AUSTRALIEN: Steht Australien ein grosser Rückschritt in der HIV-Prävention bevor?

AUSTRALIEN: Steht Australien ein grosser Rückschritt in der HIV-Prävention bevor?
Die Regierung im Bundesstaat New South Wales hat einen Gesetzesvorstoss vorbereitet, nach welchem alle mit HIV oder einer anderen sexuell übertragbaren Krankheit bestraft werden sollen, sofern sie nicht die nötigen Massnahmen treffen um Neuinfektionen zu verhindern. Zahlreiche HIV/Aids- und LGBT-Organisationen üben nun massive Kritik an der Regierung und fordern, von diesem Vorhaben abzusehen.

Es sei ein massiver Rückschritt in der HIV-Prävention, wenn man nun wieder anfange, HIV-Positive zu kriminalisieren, heisst es vom The Institute of Many (TIM), der grössten HIV-Organisation in Australien. In einem Brief schreibt die Organisation den auch an den Gesundheitsminister von New South Wales, dass man dieses Vorhaben noch einmal überdenken solle. Dieser Wechsel im Gesetz der öffentlichen Gesundheit würde die jahrelange, gute Arbeit, welche New South Wales gemacht habe, um die Ausbreitung von HIV zu beenden, wieder zunichtemachen. Gerade wenn man die jüngsten Zahlen ansehe, welche ein Allzeittief bei den Neuinfektioen zeigen, sei es wichtig, dass man den Kampf weiter fortsetze und nicht alles wieder rückgängig mache, was die geplanten Massnahmen mit der Bestrafung tun würden. Nic Holas, der Mitgründer von TIM erklärte dazu weiter, dass man jene, welche wissentlich und willentlich HIV und andere sexuell übertragbare Krankheiten weiter verbreiten, bestrafen soll, doch dazu gebe es bereits genug Gesetz, welche dies möglich machen. Dazu brauche es nicht nochmal ein Gesetz, welches dazu auch noch sehr unklar formuliert sei.

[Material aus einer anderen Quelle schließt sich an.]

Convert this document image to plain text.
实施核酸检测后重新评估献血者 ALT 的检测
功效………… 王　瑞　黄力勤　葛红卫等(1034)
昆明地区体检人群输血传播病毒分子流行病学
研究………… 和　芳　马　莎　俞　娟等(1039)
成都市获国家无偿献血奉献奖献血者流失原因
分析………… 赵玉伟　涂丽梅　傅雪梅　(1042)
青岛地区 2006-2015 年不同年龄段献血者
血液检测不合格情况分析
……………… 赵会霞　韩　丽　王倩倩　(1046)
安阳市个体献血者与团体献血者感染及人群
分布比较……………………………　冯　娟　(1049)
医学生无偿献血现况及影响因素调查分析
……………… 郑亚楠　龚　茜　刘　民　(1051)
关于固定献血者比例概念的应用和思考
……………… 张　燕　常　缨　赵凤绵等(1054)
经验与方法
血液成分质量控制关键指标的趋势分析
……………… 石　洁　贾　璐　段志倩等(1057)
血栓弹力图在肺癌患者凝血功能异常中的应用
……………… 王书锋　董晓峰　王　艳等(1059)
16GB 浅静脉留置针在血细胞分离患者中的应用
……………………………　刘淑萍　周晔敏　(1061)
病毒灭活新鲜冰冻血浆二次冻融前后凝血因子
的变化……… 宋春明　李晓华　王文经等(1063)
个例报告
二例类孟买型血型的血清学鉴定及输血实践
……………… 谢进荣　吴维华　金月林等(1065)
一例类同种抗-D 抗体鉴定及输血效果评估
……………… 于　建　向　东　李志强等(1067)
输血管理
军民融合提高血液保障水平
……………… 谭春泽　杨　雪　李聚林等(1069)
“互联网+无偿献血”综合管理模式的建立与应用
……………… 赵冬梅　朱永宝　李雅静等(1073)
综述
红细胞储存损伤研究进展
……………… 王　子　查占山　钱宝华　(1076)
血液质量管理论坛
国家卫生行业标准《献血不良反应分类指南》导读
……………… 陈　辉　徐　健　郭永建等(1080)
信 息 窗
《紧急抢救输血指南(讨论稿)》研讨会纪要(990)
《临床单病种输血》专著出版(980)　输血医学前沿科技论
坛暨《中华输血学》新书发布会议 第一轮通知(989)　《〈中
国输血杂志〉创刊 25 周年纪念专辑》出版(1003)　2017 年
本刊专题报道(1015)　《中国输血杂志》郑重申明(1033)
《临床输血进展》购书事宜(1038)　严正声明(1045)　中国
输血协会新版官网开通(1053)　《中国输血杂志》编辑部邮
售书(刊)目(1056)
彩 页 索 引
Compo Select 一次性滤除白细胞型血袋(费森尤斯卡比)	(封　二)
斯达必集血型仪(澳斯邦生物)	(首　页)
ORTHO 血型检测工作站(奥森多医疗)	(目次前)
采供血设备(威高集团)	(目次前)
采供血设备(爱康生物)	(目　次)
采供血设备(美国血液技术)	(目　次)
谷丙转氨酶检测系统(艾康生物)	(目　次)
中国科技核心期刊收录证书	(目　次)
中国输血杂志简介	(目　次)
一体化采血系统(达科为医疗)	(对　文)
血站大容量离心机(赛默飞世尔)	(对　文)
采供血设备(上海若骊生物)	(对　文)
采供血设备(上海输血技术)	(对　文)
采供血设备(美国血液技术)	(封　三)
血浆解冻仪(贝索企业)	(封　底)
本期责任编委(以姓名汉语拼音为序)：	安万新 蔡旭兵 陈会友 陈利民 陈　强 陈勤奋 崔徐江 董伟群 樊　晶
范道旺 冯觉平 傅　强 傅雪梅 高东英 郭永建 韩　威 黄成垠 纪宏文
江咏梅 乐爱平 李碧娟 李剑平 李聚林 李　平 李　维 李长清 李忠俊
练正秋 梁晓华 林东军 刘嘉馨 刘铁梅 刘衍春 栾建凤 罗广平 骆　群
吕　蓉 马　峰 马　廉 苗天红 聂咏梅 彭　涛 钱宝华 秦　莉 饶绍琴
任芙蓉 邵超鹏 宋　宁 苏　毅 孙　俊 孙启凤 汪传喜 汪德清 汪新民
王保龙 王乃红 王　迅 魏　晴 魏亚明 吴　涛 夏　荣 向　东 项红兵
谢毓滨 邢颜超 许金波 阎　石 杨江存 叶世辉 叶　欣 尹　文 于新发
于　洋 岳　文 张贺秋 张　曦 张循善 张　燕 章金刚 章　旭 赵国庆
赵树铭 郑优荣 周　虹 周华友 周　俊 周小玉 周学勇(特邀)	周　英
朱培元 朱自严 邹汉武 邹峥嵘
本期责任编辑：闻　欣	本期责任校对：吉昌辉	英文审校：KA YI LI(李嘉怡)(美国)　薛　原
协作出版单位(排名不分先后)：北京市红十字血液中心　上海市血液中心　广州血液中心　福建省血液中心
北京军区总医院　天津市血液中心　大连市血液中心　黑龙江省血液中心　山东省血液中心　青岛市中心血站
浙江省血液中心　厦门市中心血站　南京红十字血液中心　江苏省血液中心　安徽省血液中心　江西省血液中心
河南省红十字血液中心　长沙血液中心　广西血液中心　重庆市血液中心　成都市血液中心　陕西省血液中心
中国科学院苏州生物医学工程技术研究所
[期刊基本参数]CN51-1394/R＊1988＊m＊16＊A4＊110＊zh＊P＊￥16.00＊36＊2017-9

Der Grund für diese Kritik an der Regierung des australischen Bundesstaats New South Wales, zu dem auch Sydney gehört, liegt in einem neuen Gesetzesentwurf, wonach das Gesetz dahingehend geändert werden soll, wonach jeder, welcher mit HIV oder einer anderen sexuell übertragbaren Krankheit lebt, und nicht die nötigen Massnahmen trifft, um eine Weiterverbreitung zu verhindern, mit bis zu sechs Monaten Haft oder einer Busse von bis zu knapp 9000 Schweizer Franken bestraft werden kann.

Diverse Organisationen, wie auch TIM, wehren sich nun gegen diese Pläne und stören sich vor allem am Begriff der "nötigen Massnahmen", welcher zu schwammig formuliert sei. Dies würde Tür und Tor für Willkür öffnen, da dann jeder Richter von Fall zu Fall anders entscheiden könne, erklärte Nic Holas dazu. Reicht es, wenn man seinen Status bekannt gibt? Muss man immer Kondome benutzen? Muss man eine Virenlast haben, welche unter der Nachweisgrenze liegt? Oder müssen es alle drei Massnahmen sein. Man wisse es einfach schlicht nicht, da es so schrecklich unklar formuliert sei, führt der Mitbegründer von TIM weiter aus. Dieser Vorschlag würde bedeuten, dass jeder mit HIV oder einer anderen sexuell übertragen Krankheit dadurch bedroht ist, ernsthaft bestraft zu werden. Die Weltgesundheitsorganisation warne zudem vor solchen Massnahmen, denn diese würden eher zu höheren Zahlen bei Neuinfektionen führen als zu tieferen. Es würden die Leute nämlich dazu ermutigt, sich nicht mehr testen zu lassen, denn wer von seiner Erkrankung nichts weiss, der kann auch nicht vorsätzlich handeln. Schlussendlich müsse man sich einfach bewusst sein, dass solche Massnahmen die Stigamtisierung, die Diskriminierung und nicht zuletzt die Ängste wieder befeuere.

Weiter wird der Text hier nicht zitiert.